Manage unused attachments

Friendly warning: These scripts are provided "as is" and without any guarantees.

I developed them to solve a specific problem.

I'm sharing them because I hope they will be useful to others too. If you have any improvements to share, please let me know.

Author: Sarah Maddox

Source: manage-unused-attachments

Example use case: How to manage attachment usage in Confluence wiki with some Python scripts

This repo contains five Python scripts that you can use to list all the attachments on a Confluence page, find those that are not referenced in the page content of the space, and then remove them.

Notes:

  • The scripts check for attachments referenced in pages only. Not blog posts, not comments.

  • When getting all attachments of a page, the attachments will include those referenced in comments. If your attachments in comments are important, you should not rely on these scripts to find attachment usage.

  • When running a script that accesses Confluence, you will need to supply a username. The scripts can see only the content that that user has permission to see.

Use the scripts in the following order:

1. getAttachmentCount.py

Optional. Run this script if you want to identify the pages in your Confluence space that have a large number of attachments.

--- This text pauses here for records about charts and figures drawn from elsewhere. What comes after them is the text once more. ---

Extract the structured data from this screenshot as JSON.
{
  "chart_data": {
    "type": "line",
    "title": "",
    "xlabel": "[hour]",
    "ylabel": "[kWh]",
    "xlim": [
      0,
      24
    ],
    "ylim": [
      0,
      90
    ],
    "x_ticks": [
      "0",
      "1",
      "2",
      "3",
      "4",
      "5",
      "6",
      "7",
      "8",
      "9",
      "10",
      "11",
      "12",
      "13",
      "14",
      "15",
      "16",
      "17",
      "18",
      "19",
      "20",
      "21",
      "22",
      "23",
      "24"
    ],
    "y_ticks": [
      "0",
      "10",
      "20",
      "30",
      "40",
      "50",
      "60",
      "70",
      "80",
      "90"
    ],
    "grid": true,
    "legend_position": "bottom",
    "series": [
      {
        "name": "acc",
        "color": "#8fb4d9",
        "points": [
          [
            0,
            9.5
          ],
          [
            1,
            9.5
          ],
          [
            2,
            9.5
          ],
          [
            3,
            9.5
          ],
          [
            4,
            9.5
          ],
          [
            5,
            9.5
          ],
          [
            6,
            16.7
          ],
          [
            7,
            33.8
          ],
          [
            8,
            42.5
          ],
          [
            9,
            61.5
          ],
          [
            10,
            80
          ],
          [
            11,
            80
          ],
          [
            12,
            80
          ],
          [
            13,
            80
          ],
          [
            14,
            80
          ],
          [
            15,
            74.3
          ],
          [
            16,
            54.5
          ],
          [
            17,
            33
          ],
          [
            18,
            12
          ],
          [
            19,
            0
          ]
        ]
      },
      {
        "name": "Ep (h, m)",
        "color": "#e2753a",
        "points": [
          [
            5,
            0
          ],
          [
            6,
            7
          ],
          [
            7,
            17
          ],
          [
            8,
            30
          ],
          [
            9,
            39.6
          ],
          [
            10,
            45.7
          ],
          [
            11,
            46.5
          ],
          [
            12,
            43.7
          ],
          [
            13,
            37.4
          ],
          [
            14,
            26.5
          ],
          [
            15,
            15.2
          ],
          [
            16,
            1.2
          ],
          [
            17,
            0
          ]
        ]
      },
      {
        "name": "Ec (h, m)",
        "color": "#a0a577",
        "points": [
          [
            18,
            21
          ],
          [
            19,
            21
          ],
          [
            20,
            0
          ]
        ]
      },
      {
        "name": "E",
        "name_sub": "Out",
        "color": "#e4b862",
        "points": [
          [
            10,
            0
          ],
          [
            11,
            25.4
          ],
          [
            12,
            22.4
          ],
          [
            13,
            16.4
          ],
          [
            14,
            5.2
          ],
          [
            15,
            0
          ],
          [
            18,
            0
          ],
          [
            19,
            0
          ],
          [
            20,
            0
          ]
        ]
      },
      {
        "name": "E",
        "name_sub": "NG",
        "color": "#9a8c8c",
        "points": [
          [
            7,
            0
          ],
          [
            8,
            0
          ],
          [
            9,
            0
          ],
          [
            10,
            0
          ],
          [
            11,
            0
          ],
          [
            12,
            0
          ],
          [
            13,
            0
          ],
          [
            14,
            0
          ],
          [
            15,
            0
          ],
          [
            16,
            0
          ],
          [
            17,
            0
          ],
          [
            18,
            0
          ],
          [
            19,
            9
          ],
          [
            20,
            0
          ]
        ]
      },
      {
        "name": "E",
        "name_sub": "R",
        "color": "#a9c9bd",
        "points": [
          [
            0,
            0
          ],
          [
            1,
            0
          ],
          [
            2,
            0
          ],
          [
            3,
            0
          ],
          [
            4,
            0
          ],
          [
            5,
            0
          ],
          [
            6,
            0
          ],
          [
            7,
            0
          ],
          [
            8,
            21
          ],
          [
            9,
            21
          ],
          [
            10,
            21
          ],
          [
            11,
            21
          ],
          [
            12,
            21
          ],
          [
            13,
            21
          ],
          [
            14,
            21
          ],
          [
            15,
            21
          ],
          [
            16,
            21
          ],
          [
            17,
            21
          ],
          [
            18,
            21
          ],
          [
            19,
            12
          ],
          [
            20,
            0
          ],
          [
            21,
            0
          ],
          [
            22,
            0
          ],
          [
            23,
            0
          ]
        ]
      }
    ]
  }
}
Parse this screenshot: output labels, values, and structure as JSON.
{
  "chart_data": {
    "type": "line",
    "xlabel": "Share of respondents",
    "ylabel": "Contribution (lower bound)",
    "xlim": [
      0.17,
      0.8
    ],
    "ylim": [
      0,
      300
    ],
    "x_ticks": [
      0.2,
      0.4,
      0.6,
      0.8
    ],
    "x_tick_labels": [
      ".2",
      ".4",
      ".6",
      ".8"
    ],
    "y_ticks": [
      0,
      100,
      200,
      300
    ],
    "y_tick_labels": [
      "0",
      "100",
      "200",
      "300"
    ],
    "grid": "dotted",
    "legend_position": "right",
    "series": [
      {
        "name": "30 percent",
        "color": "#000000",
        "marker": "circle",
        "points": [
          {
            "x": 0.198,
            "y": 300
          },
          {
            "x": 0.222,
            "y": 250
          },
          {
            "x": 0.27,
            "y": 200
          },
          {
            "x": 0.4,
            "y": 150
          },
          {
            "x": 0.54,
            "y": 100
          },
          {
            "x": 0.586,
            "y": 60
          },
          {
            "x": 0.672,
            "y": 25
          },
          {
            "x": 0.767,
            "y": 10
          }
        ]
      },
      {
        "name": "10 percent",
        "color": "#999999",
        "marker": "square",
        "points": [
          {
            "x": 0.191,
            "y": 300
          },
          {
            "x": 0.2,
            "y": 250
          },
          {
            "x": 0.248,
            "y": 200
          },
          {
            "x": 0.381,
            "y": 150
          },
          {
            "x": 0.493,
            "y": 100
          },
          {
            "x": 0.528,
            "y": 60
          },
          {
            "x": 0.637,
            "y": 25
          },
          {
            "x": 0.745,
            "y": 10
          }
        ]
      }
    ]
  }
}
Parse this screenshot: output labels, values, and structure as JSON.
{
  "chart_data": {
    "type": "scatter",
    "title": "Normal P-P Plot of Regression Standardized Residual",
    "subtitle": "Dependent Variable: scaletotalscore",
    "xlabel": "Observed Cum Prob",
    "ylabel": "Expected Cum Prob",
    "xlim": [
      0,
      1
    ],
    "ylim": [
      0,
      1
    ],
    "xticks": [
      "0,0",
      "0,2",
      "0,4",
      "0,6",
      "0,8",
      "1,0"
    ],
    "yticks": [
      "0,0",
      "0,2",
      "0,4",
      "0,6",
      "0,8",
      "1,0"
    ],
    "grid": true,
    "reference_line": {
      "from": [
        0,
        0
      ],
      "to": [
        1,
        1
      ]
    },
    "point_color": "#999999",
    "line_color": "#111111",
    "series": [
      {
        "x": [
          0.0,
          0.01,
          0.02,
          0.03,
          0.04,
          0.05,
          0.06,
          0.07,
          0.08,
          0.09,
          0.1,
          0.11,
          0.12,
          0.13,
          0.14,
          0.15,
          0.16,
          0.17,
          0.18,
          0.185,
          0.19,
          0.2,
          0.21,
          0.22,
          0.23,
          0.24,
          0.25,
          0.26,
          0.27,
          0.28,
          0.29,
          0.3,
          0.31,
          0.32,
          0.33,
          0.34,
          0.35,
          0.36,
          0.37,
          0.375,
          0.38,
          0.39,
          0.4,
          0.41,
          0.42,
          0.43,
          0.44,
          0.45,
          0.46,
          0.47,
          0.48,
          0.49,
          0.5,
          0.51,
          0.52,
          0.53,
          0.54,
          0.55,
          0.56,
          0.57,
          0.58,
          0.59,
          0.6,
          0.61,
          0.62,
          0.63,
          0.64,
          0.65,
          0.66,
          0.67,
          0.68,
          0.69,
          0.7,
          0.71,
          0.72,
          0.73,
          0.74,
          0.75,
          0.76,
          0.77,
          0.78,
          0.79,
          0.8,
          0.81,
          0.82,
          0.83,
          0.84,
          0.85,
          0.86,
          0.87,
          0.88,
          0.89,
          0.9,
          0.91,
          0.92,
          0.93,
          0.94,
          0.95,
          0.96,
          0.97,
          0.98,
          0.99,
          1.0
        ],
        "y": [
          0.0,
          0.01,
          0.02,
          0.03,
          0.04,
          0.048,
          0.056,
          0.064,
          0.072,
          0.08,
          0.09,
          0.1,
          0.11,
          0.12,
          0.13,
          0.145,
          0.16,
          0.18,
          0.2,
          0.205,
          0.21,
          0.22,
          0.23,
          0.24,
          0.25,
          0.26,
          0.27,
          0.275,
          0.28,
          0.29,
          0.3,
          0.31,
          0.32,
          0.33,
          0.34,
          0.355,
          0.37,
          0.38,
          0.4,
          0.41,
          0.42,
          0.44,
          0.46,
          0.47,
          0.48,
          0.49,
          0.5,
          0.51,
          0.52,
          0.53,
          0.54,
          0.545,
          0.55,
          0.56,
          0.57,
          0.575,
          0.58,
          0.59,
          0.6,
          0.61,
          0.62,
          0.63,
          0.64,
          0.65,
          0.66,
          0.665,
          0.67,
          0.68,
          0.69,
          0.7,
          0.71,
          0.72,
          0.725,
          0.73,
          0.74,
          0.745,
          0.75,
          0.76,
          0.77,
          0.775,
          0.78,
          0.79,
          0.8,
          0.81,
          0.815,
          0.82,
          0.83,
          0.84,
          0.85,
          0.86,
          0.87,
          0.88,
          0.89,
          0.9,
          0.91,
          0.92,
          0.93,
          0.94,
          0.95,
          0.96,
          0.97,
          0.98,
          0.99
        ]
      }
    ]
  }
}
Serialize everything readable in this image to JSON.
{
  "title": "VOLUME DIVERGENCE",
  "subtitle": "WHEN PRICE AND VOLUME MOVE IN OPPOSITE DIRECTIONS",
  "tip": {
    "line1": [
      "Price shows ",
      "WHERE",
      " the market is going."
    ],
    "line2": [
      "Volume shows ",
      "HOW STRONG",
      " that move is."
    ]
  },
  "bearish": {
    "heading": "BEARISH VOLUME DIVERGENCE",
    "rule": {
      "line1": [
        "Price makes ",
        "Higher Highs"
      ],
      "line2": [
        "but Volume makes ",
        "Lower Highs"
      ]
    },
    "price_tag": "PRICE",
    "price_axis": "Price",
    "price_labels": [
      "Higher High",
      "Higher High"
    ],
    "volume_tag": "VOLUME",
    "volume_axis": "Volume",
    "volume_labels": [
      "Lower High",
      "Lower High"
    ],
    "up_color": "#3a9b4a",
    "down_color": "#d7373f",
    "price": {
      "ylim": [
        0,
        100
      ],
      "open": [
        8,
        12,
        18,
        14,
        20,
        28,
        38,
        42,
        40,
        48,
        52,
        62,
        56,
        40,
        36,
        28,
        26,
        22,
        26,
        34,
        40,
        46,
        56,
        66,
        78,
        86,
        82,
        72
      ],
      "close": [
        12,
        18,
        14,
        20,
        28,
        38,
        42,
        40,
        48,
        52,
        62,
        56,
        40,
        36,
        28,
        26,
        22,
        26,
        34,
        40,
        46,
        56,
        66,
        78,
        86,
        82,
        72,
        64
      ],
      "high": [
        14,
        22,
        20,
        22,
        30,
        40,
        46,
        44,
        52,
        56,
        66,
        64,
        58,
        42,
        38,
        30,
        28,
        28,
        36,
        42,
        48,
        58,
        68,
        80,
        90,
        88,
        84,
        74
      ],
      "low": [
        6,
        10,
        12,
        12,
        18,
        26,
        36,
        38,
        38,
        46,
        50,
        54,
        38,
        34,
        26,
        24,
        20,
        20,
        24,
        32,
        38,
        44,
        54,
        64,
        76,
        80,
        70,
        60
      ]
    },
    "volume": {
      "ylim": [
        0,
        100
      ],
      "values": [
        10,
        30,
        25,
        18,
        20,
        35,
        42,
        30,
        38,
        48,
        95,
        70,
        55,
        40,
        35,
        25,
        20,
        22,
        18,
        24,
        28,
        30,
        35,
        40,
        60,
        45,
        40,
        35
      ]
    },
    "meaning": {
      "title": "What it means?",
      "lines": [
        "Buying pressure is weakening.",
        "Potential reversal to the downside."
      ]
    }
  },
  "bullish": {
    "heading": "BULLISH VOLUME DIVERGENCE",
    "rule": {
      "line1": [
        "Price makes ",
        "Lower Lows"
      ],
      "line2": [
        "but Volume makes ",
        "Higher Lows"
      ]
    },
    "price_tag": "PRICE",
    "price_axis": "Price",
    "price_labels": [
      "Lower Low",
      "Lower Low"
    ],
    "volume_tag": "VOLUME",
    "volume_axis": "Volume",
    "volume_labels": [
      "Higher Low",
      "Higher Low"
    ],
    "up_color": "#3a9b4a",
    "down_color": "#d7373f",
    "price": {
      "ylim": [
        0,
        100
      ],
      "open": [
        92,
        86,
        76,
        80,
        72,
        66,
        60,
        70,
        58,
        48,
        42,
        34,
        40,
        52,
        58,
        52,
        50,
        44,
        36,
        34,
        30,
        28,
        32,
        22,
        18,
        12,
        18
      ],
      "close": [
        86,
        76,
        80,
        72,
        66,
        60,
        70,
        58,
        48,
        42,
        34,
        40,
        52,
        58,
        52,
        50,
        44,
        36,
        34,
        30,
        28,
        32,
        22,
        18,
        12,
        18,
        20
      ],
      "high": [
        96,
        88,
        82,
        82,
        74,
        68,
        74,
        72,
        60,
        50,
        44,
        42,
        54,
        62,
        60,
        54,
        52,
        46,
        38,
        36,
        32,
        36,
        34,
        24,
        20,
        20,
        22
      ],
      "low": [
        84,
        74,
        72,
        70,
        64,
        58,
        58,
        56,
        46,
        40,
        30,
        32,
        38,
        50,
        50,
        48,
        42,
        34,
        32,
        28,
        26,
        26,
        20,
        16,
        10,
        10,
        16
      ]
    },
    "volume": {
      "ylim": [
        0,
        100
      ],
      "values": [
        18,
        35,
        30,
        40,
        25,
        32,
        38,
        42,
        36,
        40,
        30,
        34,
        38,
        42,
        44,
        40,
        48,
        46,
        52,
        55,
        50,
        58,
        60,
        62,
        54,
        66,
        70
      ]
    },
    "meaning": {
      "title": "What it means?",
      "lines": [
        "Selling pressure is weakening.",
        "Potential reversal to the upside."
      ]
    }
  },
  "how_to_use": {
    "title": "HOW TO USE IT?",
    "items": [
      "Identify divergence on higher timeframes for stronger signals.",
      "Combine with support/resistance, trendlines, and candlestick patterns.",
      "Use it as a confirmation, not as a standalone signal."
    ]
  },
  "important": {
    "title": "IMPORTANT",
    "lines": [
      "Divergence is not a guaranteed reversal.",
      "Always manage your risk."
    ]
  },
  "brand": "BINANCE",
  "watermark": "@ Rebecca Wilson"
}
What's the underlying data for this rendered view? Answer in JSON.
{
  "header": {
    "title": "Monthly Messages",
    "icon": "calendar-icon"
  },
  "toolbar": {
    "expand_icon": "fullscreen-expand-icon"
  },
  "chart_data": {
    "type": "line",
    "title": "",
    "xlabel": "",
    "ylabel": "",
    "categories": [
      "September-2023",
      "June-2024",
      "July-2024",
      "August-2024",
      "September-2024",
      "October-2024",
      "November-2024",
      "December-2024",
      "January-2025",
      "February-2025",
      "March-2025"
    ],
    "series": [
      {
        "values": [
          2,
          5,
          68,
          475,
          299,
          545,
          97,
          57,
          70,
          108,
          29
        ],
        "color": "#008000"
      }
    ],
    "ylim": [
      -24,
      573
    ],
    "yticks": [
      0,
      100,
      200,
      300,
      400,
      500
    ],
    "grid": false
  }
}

This script gets the number of attachments on each page in a given Confluence space. It outputs a text file containing the page URL and the number of attachments for each page, in descending order of number of attachments.

2. getConfluencePageAttachments.py

This script gets all attachments on a given Confluence page. It puts the list of attachments into a text file, and prints a report of the number of attachments and total file size.

3. wherePageContent.py > getConfluencePageContent.py

The "wherePageContent.py" script is a dummy, which simply tells you where to get "getConfluencePageContent.py". (We need content re-use on Bitbucket!)

The "getConfluencePageContent.py" script is available in another Bitbucket repo.

The script gets the content of all pages in a given Confluence space. It puts the content of each page into a separate text file, in a given directory. The content is in the form of the Confluence "storage format", which is a type of XML consisting of HTML with Confluence-specific elements.

4. findAttachmentUsage.py

This script reads a text file containing attachment file names, matches them against the source of Confluence pages, and produces a report on used and unused attachments.

5. deleteAttachments.py

This script reads a text file containing attachment file names, accepts a Confluence page name, and removes the given attachments from the page.